Towards the end of Stephen Sondheim’s musical Into the Woods, the Witch sings the lines “Careful the things you say, children will listen.” This is advice that Asako Adachi, the mother at the center of Kanae Minato’s Edgar Award-nominated novel Penance, should have followed.
Penance is an episodically structured novel that becomes more brilliant as the various parts converge to reveal the truth. Each of the extended chapters tells its tale in a unique way – there’s a personal letter, a press conference, and an interrogation to name just a few. What ties these stories together is that each of them stem from the same core event:
When they were ten-years-old, five childhood friends gather to play volleyball in the schoolyard. A strange man approaches saying that he has been tasked with fixing the air-conditioning inside the school, but he needs help reaching the upper vent. All of the girls volunteer, but the man chooses Emili Adachi. As the reader already suspects, this will end in tragedy. But it is the unfortunate actions of one adult that then sets into motion a series of life-altering decisions.

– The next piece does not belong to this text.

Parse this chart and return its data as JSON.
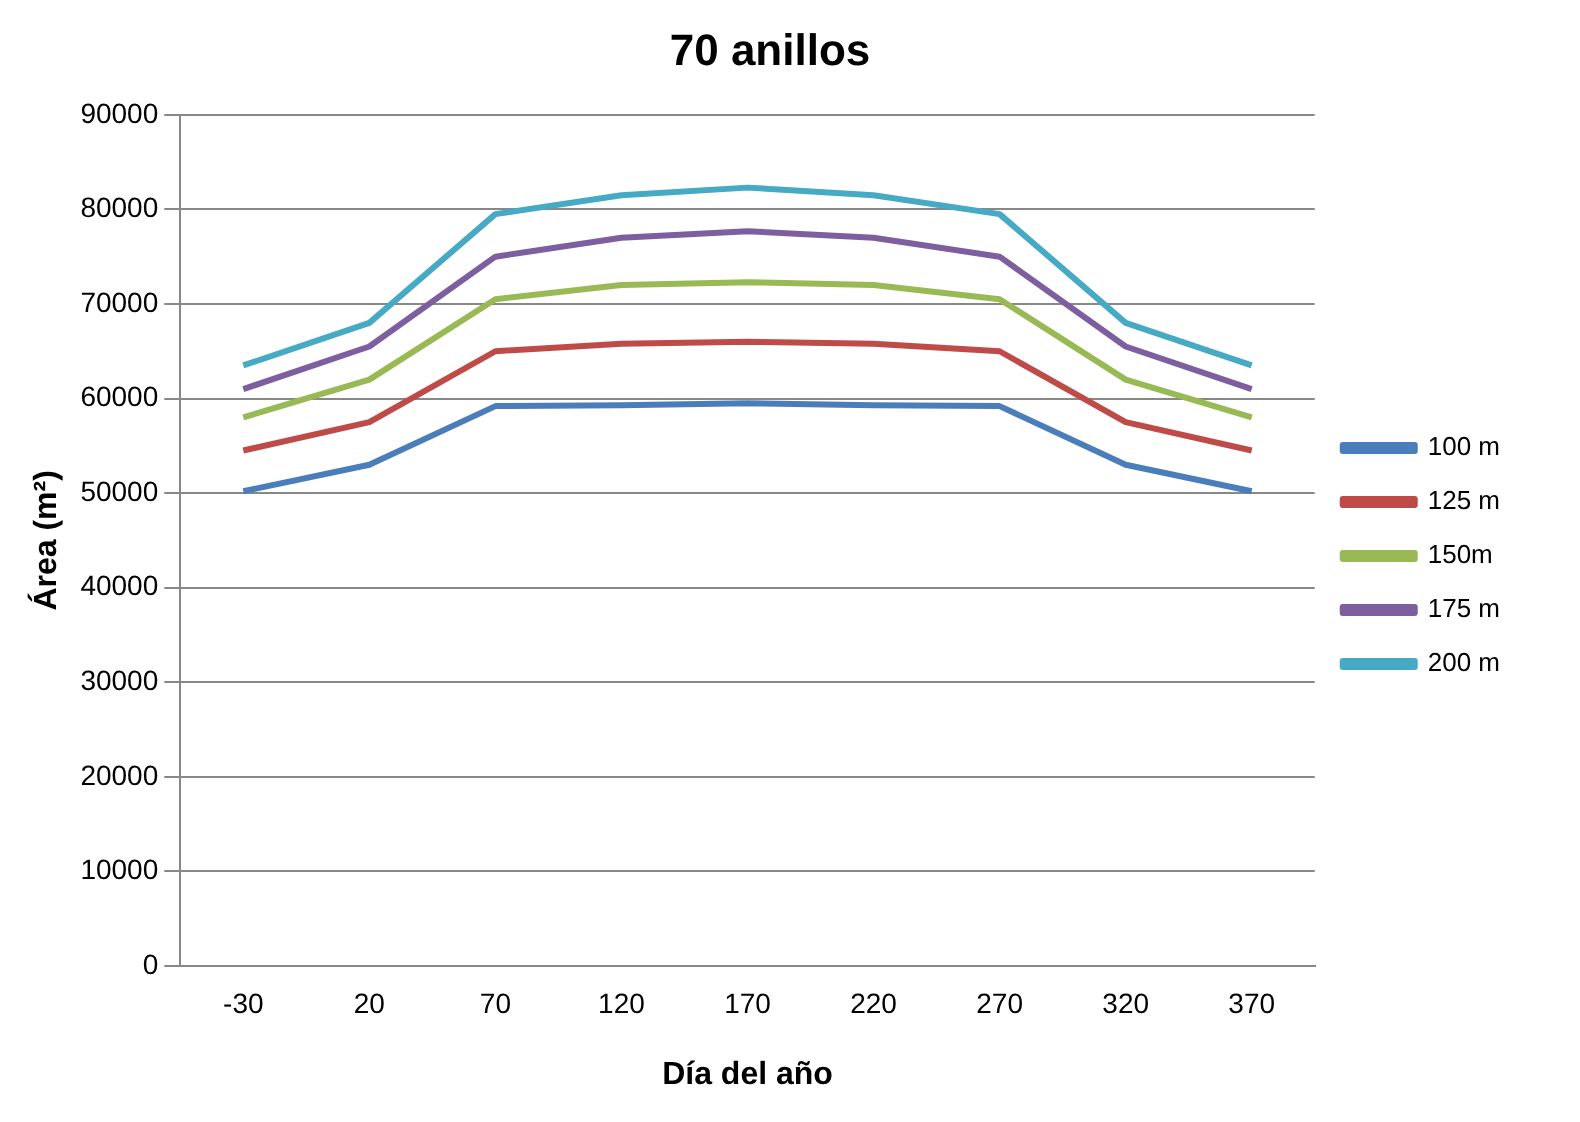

Emili’s mother, in her grief, blames the other girls. She tells them that they should have been the ones to die and if they have any hope of a future, they must find the killer or do penance to justify their survival. These are harsh words for young girls and each of them interpret and enact this “commandment” in different ways as they grow.
Each of these girls tells their story in the first four chapters of the novel. One by one they explain their version of that tragic afternoon. After Emili’s body was discovered, each girl took on a different task (telling the police, watching the body, finding a teacher, and telling Mrs. Adachi) so because they were separated, their tales diverge from that point forward. Each chapter goes on to tell readers about the lives of each character for years after the murder. These chapters read almost like self-contained short stories documenting the lives of multiple witnesses to the same horrific event.
The final section of the novel comes from the perspective of Emili’s mother, Asako. In it, she explains her reaction to the news of her daughter’s death and presents readers with her life story.
Penance only works because each of these tales contains vital information regarding the murder, but they all must be read before that truth becomes clear. The lives these characters experience are dark, often depressing, and never short of spellbinding. Kanae Minato’s writing feels almost like a classic fairy tale – one from which the reader hopes to learn some important life lesson. Even the key components in the novel feel like folklore – French dolls, isolated villages, special “air,” and always at the core, Japanese culture.
Penance is a tightly-constructed 240-ish pages. While it could easily be read in minimal sittings, the depth of despair within each tale will have readers taking things slowly; but the draw to know the truth is powerful and will keep readers returning for each subsequent tale. Once all is revealed there is a sense of closure, something that both the reader and the characters within the novel desperately need.